For a few years, they published some updated reprints of the original Valiant Comics, even hiring Jim Shooter to write some new short stories to accompany the reprints. During that handful of years, plans were made and Valiant even returned to old practices as they hired executives from Marvel and Wizard Entertainment including Warren Simons who became Valiant EiC, and former Marvel CEO Peter Cuneo who became Valiant’s Chairman and an investor. 

While at the time it was a year joked about as the supposed ‘end of the world,’ 2012 to Valiant was dubbed the “Summer of Valiant” as the publisher began their full reboot relaunch of the Valiant properties for a new era. Rather than roll out a whole line of comics, they chose the novel approach of launching one new title a month (and their approach to not having too many titles going at once has pretty much lasted to this day). May brought the launch of X-O Manowar (by Robert Venditti and Cary Nord), Harbinger arrived in June (by Joshua Dysart and Khari Evans), July was claimed by Bloodshot (by Duane Swierczynski and Manuel Garcia), and last but certainly not least in August was the duo of Archer & Armstrong (by Fred Van Lente and Clayton Henry).

Success with this relaunch led to an extension of the 2012 summer with the November launch of Shadowman (by Justin Jordan and Patrick Zircher) as well as the sequel of a 2013 Summer of Valiant which brought about the debuts of Quantum & Woody and Eternal Warrior. 

When Bloodshot, Harbinger and Archer & Armstrong came to an end in 2014 the publisher rolled in new ongoings like Unity and Rai alongside a slew of limited series such as Harbinger: Omegas, Eternal Warrior: Days of Steel, The Death-Defying Dr. Mirage and The Delinquents. Subsequent years saw them beginning event/crossovers like Armor Hunters and Book of the Dead while ending more series and launching new ones featuring familiar and new Valiant characters such as Ninjak, Imperium, Ivar, Timewalker and Bloodshot Reborn, the Divinity trilogy of books, Britannia, Savage, and Faith among many others.  

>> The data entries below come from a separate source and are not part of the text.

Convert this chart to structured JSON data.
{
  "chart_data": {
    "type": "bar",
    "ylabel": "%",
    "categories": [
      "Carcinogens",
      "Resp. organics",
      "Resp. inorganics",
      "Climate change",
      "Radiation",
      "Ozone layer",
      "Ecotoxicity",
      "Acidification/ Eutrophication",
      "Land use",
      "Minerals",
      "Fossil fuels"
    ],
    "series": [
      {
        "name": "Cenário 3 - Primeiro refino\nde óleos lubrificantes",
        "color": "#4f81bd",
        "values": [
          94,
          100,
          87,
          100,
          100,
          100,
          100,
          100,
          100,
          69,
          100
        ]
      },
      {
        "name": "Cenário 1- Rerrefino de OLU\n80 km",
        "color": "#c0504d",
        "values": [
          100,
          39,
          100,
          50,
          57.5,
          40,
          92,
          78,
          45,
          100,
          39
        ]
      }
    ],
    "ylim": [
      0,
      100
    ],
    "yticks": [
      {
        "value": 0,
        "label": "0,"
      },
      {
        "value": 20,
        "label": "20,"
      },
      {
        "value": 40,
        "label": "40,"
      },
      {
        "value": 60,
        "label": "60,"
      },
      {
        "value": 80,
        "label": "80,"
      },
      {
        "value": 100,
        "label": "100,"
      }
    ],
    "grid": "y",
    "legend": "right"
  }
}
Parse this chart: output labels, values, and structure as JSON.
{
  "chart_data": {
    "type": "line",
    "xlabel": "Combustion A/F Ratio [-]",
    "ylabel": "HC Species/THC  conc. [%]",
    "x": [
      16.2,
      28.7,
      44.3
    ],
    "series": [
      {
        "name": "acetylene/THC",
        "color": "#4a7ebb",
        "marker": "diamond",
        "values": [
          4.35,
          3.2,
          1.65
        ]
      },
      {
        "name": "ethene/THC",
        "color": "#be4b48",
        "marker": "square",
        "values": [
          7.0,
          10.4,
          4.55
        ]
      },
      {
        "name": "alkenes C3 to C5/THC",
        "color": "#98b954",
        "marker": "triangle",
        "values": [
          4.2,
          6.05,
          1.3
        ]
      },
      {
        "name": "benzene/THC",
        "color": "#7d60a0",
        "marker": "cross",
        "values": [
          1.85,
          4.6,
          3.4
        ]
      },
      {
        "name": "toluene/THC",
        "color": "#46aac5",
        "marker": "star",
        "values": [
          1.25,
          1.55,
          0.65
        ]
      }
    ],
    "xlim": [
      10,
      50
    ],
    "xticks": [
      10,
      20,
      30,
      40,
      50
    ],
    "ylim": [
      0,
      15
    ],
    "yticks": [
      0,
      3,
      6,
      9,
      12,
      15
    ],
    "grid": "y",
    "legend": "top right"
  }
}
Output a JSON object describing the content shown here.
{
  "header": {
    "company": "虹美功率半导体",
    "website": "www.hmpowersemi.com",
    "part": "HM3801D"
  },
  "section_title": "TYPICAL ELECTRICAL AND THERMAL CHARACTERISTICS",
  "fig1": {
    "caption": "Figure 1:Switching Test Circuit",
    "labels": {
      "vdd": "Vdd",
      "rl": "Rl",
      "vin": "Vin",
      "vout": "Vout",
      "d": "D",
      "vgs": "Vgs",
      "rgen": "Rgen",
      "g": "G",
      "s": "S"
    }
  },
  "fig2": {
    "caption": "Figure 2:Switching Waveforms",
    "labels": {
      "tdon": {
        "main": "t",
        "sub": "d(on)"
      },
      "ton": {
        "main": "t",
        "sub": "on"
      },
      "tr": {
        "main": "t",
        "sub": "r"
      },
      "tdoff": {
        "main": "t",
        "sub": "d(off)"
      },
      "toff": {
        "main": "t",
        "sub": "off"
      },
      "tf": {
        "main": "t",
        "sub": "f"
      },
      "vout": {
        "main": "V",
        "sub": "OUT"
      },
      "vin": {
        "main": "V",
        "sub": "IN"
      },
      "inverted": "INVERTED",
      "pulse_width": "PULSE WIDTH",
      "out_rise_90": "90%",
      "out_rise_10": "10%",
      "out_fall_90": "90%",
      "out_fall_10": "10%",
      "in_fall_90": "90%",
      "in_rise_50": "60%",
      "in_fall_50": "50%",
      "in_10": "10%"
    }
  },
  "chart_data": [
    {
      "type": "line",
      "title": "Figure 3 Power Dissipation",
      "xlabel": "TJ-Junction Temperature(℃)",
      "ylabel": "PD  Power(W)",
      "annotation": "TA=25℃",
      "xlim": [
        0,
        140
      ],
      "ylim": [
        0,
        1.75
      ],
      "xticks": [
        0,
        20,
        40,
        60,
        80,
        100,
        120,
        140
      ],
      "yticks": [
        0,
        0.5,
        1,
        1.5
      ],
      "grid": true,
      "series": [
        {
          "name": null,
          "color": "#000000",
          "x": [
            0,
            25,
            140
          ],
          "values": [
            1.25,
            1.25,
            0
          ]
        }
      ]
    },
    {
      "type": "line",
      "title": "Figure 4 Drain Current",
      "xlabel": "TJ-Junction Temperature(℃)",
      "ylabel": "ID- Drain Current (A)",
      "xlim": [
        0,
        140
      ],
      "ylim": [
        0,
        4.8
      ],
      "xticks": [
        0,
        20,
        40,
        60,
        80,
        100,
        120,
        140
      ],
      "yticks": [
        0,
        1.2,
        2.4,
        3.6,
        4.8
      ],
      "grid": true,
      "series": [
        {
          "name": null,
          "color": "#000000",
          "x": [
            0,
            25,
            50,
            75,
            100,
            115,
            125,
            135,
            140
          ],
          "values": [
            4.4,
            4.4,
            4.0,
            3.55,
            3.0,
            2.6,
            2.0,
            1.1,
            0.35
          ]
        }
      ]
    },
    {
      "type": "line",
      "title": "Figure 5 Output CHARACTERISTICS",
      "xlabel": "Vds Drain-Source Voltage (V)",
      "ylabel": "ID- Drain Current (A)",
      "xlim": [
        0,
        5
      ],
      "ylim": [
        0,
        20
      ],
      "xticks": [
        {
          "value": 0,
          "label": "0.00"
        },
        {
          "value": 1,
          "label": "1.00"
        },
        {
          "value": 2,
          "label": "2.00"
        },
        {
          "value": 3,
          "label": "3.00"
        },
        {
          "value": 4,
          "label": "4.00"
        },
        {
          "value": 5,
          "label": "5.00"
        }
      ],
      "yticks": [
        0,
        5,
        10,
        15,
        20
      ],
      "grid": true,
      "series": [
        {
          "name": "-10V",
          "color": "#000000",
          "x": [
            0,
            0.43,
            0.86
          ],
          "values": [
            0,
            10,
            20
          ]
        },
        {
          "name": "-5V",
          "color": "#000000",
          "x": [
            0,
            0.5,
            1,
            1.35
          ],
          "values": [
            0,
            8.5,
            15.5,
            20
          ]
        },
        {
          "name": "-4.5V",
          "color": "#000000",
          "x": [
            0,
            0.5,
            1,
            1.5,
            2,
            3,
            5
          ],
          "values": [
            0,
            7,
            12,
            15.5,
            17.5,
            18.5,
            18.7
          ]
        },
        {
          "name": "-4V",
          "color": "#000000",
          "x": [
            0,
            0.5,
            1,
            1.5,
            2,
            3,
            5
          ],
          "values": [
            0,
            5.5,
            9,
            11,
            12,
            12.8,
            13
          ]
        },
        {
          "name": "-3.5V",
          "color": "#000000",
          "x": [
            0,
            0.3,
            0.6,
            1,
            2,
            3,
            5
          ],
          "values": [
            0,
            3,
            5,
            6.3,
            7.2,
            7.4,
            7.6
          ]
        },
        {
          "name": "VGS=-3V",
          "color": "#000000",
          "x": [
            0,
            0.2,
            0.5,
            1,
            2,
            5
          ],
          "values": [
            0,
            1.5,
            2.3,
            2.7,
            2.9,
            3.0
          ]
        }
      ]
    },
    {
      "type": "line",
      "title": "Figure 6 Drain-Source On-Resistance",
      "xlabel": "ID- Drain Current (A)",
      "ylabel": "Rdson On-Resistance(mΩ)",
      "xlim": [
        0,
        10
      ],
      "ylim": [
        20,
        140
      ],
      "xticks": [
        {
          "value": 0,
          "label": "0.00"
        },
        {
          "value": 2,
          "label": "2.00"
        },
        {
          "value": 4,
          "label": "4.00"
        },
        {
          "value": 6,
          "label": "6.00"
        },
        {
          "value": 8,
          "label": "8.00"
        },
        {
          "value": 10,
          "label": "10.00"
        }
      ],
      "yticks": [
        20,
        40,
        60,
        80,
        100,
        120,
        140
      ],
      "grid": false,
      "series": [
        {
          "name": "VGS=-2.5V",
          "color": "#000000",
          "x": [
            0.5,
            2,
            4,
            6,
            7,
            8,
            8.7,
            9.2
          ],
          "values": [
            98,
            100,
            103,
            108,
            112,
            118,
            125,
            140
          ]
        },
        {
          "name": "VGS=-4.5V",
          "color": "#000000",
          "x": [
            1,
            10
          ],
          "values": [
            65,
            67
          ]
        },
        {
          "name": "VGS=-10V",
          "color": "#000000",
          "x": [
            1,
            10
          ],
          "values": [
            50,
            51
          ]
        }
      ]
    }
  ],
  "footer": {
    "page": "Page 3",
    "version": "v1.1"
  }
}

This process of only having a handful of ongoings that cycle in and out alongside a slew of limited series and crossover stories was what got the universe kicked off and pretty much is the same way they handle titles to this very day. Many of the characters have had numerous relaunches and even soft reboots along the way. 

While the company was basically sold off again in 2018 to DMG Entertainment, who previously owned 57% and now owns 100%, and figures like Simons, Cuneo, and Shamdasani left, the success of this relaunch hasn’t abated. The books are still going pretty strong with the launch pattern still being followed as titles rotate in and out. The biggest sign of success is how the characters have expanded beyond the comics into wider media realms. 

There was a Bloodshot film from Sony Pictures starring Vin Diesel on the big screen (and quickly in homes) in early 2020. A whole cinematic universe was meant to happen at various points through a few studios but so far hasn’t materialized, but Bloodshot is reportedly getting a sequel.  

There was also a short-lived web series/short film called Ninjak vs the Valiant Universe in 2018 and even a live-streamed TTRPG series from Hyper (formerly Hyper RPG) officially sanctioned by Valiant to tie into their second Harbinger Wars event. The Russo brothers (of Community and various Marvel Cinematic Universe films) are even reportedly developing a Quantum & Woody TV series. 

This is a reboot that can easily be placed into the successful category.